On the night of September 29, 2004, FannyAnn Eddy, founder of the Sierra Leone Lesbian and Gay Organization, was brutally murdered in the group’s offices in Freetown. Although the motives for her killing remain unclear, many suspect she was targeted for her visibility as a lesbian and an activist. Human Rights Watch worked closely with her. This essay is dedicated to her memory.

Lesbian, gay, bisexual, and transgender people have learned one lesson over the last twenty years: violence follows visibility. People can be killed for their courage in standing up, in speaking out about themselves. Yet FannyAnn’s life and death, on a continent where homosexuality is again and again called “un-African,” call attention to another truth. Cultures are made up of faces. They are not monoliths; they are composed of diverse individuals, each contributing to and minutely changing what the culture means and does. 

When a culture is reinvented for ideological purposes as a faceless, seamless whole—incapable of dissent from within, so that any dissenter automatically becomes an outsider; incapable of changing, so that growth seems like destruction—it has ceased to be an environment in which people can live and interpret their lives. It has become a rhetorical weapon to be wielded against individuals, a tool of repression. And any phenomenon that embraces innumerable Africans like FannyAnn can be called good or bad, right or wrong; but it cannot be called “un-African.”

The forces described here draw their strength from fear. They share an anxiety: that norms governing personal life, which family or community or religion used to inculcate, are losing strength. They share an ambition: to enlist the state’s authority to enforce those norms. If there is a useful definition of “fundamentalism,” perhaps it is this drive to seize the state, turn its spotlight on private life, and make it the agent of a newly-codified “tradition.” They fail to understand—or, perhaps, they understand too well—that a norm changes when it becomes a law: that, once backed by all the power of a modern state, it loses the flexibility and negotiability that are the essence of a tradition. It can only punish and repress, and it will find new victims.

The role of human rights principles, unquestionably, is to mark out spaces of personal freedom, to affirm areas where individual privacy and dignity and autonomy should prevail against state or community regulation. But human rights principles also defend communities. They guard them against measures which, by isolating or marginalizing people, threaten the whole body politic with epidemic disease. They protect minority and subcultural communities against change or uniformity forced on them by the state. They ensure diversity both among communities and cultures, and within them. 
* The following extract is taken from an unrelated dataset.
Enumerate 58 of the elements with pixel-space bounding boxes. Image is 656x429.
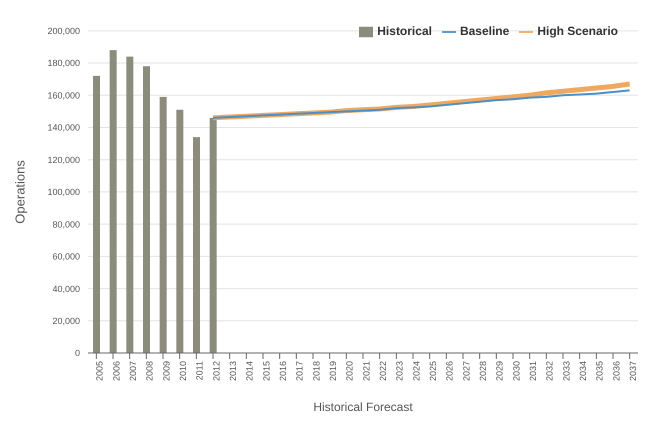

A dialogue between “rights talk” and “culture talk” is overdue—one which explores not only the real meaning of culture, but the actual workings of rights. Rights work does not promise utopia, only an endless process of protecting basic human values against constantly renewing threats. But it also does not promise the dissolution of cultures or the annihilation of traditions. It helps to ensure that they remain responsive to the human beings they contain. To conserve is to care for, not to preserve unchanged. The dialogue will happen only if true conservatives, who respect the past because they grapple with its complexities, dismiss the false ideologies of cultural uniformity that exploit sexuality with no other real goal than to reject, exclude, and destroy.